The problem is that in a world of open source and viable alternatives, they still persist in insisting to deliver close sourced operating systems, applications, file format, and still believes that the users are eager to pay for a yearly subscription like a cash cow, they are going to face disillusion.

While I agree Windows 2000 was just what everyone needed as a base operating system, its Windows XP evolution was welcome, even though it was not quite a revolution (the default blue theme was ugly, oliva was better).

I can understand they wanted to cover a large audience with Windows XP (2000 covering pro market, Me was the dead cow) thus allowing to get a common base to focus on Family as well as Pro with a single operating system (server version was kept on a separate branch). And it was effective until x64 became mainstream and the win32 foundation had to get a major rewrite (see the XP 64 bits mess). Hence Vista.

Windows 7 should have stayed the way it was without the need to evolve into this monstrous Metro UI targeting kids. Microsoft then only focused on Family form factor (smartphone, tablet) and obviously get rid of Pro altogether, like they know Pro now uses Linux as main OS, since Windows has became irrelevant in its futile attempts to refocus itself while probing several technologies without following industry standards.

Sad state of affair, while I agree that Microsoft, beside its bad behaviors, has brought some kind of standardization of the computer market (remember the various yet incompatible file format between Mac, Atari, Amiga, Archimedes, etc ?) with an unified UI, API, etc... But instead to be an active player in the IT field by adapting to the requests, they imposed their solutions.

Just like IBM did before.
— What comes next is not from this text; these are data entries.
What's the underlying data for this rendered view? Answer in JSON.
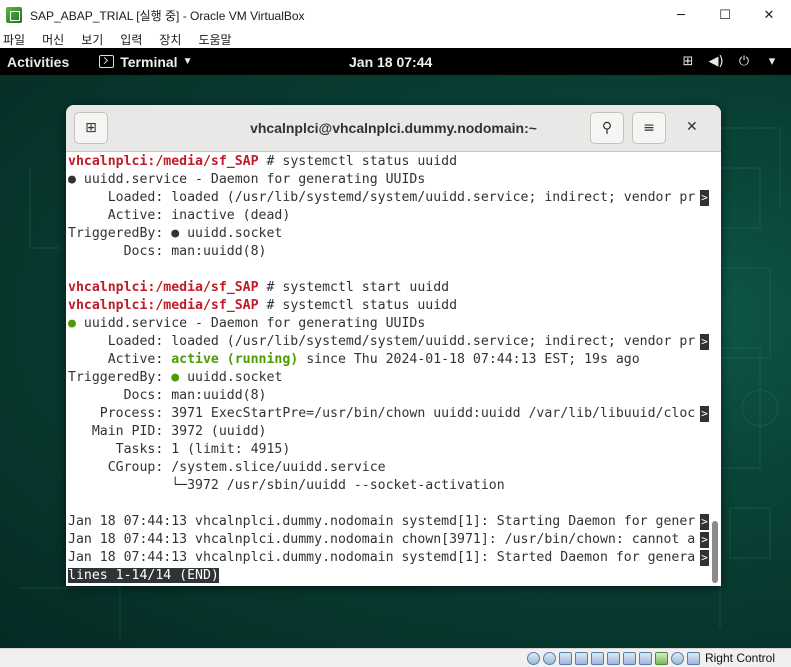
{
  "host": {
    "title": "SAP_ABAP_TRIAL [실행 중] - Oracle VM VirtualBox",
    "menu": [
      "파일",
      "머신",
      "보기",
      "입력",
      "장치",
      "도움말"
    ],
    "controls": {
      "minimize": "─",
      "maximize": "☐",
      "close": "✕"
    },
    "status_icons": [
      "hard-disk-icon",
      "optical-drive-icon",
      "audio-icon",
      "network-icon",
      "usb-icon",
      "shared-folders-icon",
      "display-icon",
      "video-capture-icon",
      "cpu-icon",
      "mouse-integration-icon",
      "keyboard-icon"
    ],
    "host_key": "Right Control"
  },
  "gnome": {
    "activities": "Activities",
    "app_name": "Terminal",
    "clock": "Jan 18  07:44",
    "tray": {
      "network": "⊞",
      "volume": "◀)",
      "power": "⏻",
      "menu": "▾"
    }
  },
  "terminal": {
    "title": "vhcalnplci@vhcalnplci.dummy.nodomain:~",
    "new_tab_icon": "⊞",
    "search_icon": "⚲",
    "menu_icon": "≡",
    "close_icon": "✕",
    "lines": [
      {
        "prompt": "vhcalnplci:/media/sf_SAP",
        "text": " # systemctl status uuidd"
      },
      {
        "text": "● uuidd.service - Daemon for generating UUIDs"
      },
      {
        "text": "     Loaded: loaded (/usr/lib/systemd/system/uuidd.service; indirect; vendor pr",
        "trunc": ">"
      },
      {
        "text": "     Active: inactive (dead)"
      },
      {
        "text": "TriggeredBy: ● uuidd.socket"
      },
      {
        "text": "       Docs: man:uuidd(8)"
      },
      {
        "text": ""
      },
      {
        "prompt": "vhcalnplci:/media/sf_SAP",
        "text": " # systemctl start uuidd"
      },
      {
        "prompt": "vhcalnplci:/media/sf_SAP",
        "text": " # systemctl status uuidd"
      },
      {
        "green_prefix": "●",
        "text": " uuidd.service - Daemon for generating UUIDs"
      },
      {
        "text": "     Loaded: loaded (/usr/lib/systemd/system/uuidd.service; indirect; vendor pr",
        "trunc": ">"
      },
      {
        "pre": "     Active: ",
        "green_bold": "active (running)",
        "text": " since Thu 2024-01-18 07:44:13 EST; 19s ago"
      },
      {
        "pre": "TriggeredBy: ",
        "green_prefix": "●",
        "text": " uuidd.socket"
      },
      {
        "text": "       Docs: man:uuidd(8)"
      },
      {
        "text": "    Process: 3971 ExecStartPre=/usr/bin/chown uuidd:uuidd /var/lib/libuuid/cloc",
        "trunc": ">"
      },
      {
        "text": "   Main PID: 3972 (uuidd)"
      },
      {
        "text": "      Tasks: 1 (limit: 4915)"
      },
      {
        "text": "     CGroup: /system.slice/uuidd.service"
      },
      {
        "text": "             └─3972 /usr/sbin/uuidd --socket-activation"
      },
      {
        "text": ""
      },
      {
        "text": "Jan 18 07:44:13 vhcalnplci.dummy.nodomain systemd[1]: Starting Daemon for gener",
        "trunc": ">"
      },
      {
        "text": "Jan 18 07:44:13 vhcalnplci.dummy.nodomain chown[3971]: /usr/bin/chown: cannot a",
        "trunc": ">"
      },
      {
        "text": "Jan 18 07:44:13 vhcalnplci.dummy.nodomain systemd[1]: Started Daemon for genera",
        "trunc": ">"
      },
      {
        "status": "lines 1-14/14 (END)"
      }
    ]
  },
  "colors": {
    "prompt": "#c01c28",
    "active_green": "#4e9a06",
    "desktop": "#0a4438",
    "topbar": "#000000"
  }
}
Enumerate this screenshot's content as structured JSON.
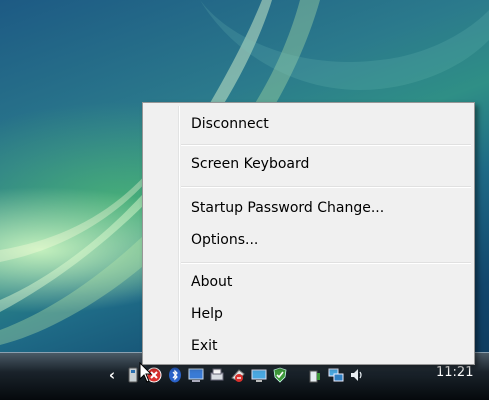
{
  "context_menu": {
    "items": [
      {
        "label": "Disconnect"
      },
      {
        "label": "Screen Keyboard"
      },
      {
        "label": "Startup Password Change..."
      },
      {
        "label": "Options..."
      },
      {
        "label": "About"
      },
      {
        "label": "Help"
      },
      {
        "label": "Exit"
      }
    ]
  },
  "taskbar": {
    "tray_icons": [
      "show-hidden-icons-chevron",
      "usb-device-icon",
      "security-alert-icon",
      "bluetooth-icon",
      "network-monitor-icon",
      "printer-icon",
      "eraser-icon",
      "display-icon",
      "shield-check-icon",
      "power-icon",
      "network-icon",
      "volume-icon"
    ],
    "clock": "11:21"
  }
}
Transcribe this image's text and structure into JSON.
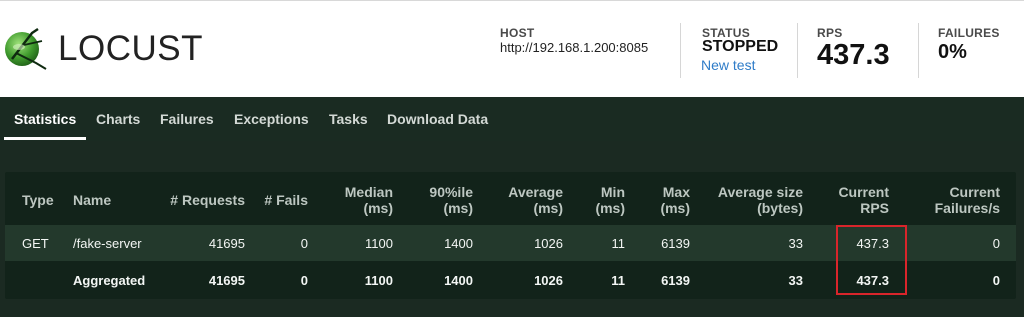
{
  "header": {
    "app_name": "LOCUST",
    "host_label": "HOST",
    "host_value": "http://192.168.1.200:8085",
    "status_label": "STATUS",
    "status_value": "STOPPED",
    "new_test_link": "New test",
    "rps_label": "RPS",
    "rps_value": "437.3",
    "failures_label": "FAILURES",
    "failures_value": "0%"
  },
  "tabs": [
    {
      "label": "Statistics",
      "active": true
    },
    {
      "label": "Charts"
    },
    {
      "label": "Failures"
    },
    {
      "label": "Exceptions"
    },
    {
      "label": "Tasks"
    },
    {
      "label": "Download Data"
    }
  ],
  "table": {
    "headers": [
      [
        "Type"
      ],
      [
        "Name"
      ],
      [
        "# Requests"
      ],
      [
        "# Fails"
      ],
      [
        "Median",
        "(ms)"
      ],
      [
        "90%ile",
        "(ms)"
      ],
      [
        "Average",
        "(ms)"
      ],
      [
        "Min",
        "(ms)"
      ],
      [
        "Max",
        "(ms)"
      ],
      [
        "Average size",
        "(bytes)"
      ],
      [
        "Current",
        "RPS"
      ],
      [
        "Current",
        "Failures/s"
      ]
    ],
    "rows": [
      {
        "type": "GET",
        "name": "/fake-server",
        "requests": "41695",
        "fails": "0",
        "median": "1100",
        "p90": "1400",
        "average": "1026",
        "min": "11",
        "max": "6139",
        "avg_size": "33",
        "current_rps": "437.3",
        "current_failures": "0"
      },
      {
        "type": "",
        "name": "Aggregated",
        "requests": "41695",
        "fails": "0",
        "median": "1100",
        "p90": "1400",
        "average": "1026",
        "min": "11",
        "max": "6139",
        "avg_size": "33",
        "current_rps": "437.3",
        "current_failures": "0"
      }
    ]
  },
  "colors": {
    "background": "#1b2a22",
    "header_bg": "#ffffff",
    "link": "#2f7cc8",
    "highlight_box": "#d9252b"
  },
  "icons": [
    "locust-logo-icon"
  ]
}
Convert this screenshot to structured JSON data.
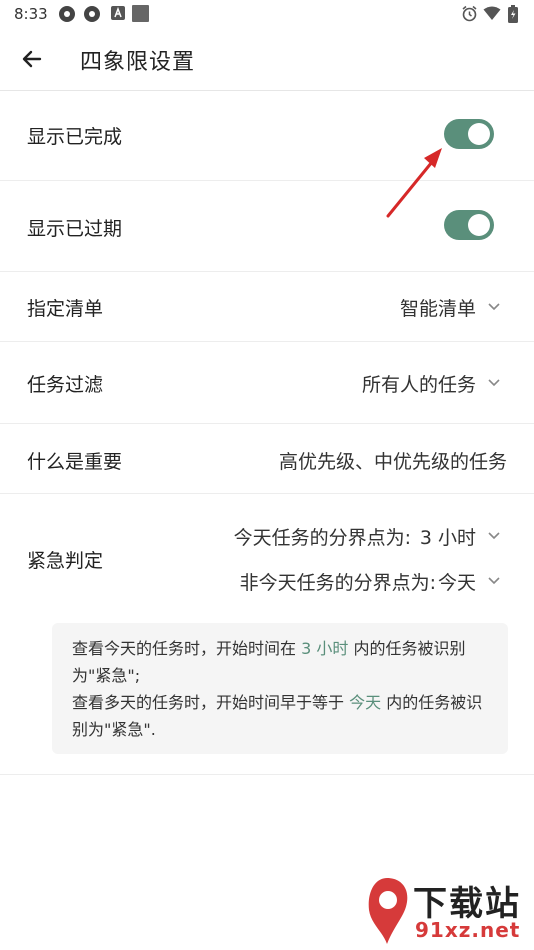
{
  "status_bar": {
    "time": "8:33"
  },
  "app_bar": {
    "title": "四象限设置"
  },
  "settings": {
    "show_completed": {
      "label": "显示已完成",
      "on": true
    },
    "show_overdue": {
      "label": "显示已过期",
      "on": true
    },
    "list": {
      "label": "指定清单",
      "value": "智能清单"
    },
    "task_filter": {
      "label": "任务过滤",
      "value": "所有人的任务"
    },
    "importance": {
      "label": "什么是重要",
      "value": "高优先级、中优先级的任务"
    },
    "urgency": {
      "label": "紧急判定",
      "today_label": "今天任务的分界点为:",
      "today_value": "3 小时",
      "other_label": "非今天任务的分界点为:",
      "other_value": "今天"
    }
  },
  "info": {
    "line1_a": "查看今天的任务时，开始时间在 ",
    "line1_hl": "3 小时",
    "line1_b": " 内的任务被识别为\"紧急\";",
    "line2_a": "查看多天的任务时，开始时间早于等于 ",
    "line2_hl": "今天",
    "line2_b": " 内的任务被识别为\"紧急\"."
  },
  "watermark": {
    "top": "下载站",
    "bottom": "91xz.net"
  },
  "colors": {
    "accent": "#5a8f7b",
    "annotation_arrow": "#d62828"
  }
}
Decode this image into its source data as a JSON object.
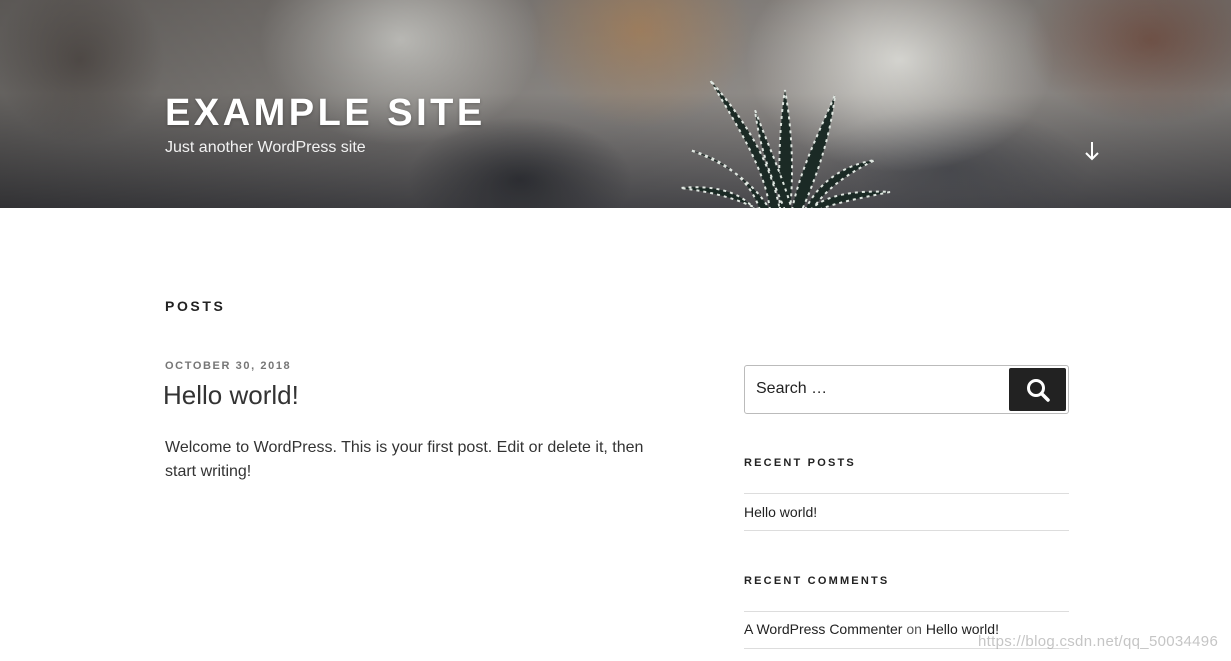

Then throwing out support after a while, forcing consumers to renew their whole infrastructure once in a while. And because some consumers are fed up with, that's where x86 shined alot due to its unprecedented backward compatibility to run 20 or 30 yo softwares through virtualization.

Kochise

BTW : "Write Once, Run Everywhere" might be achieved easily using LISP. Now we have 100's of different programming languages that, while being mostly useless duplicates, do not reach a percent of LISP's flexibility and powerfulness.

With LISP you can do IA, web sites, 3D modelers and renderer, video game (goal), satellite firmwares that can do distant REPL, run on Apple IIe (recent news) as well as multi-core processors, etc... So why using mammoth languages like Java when LISP is enough ?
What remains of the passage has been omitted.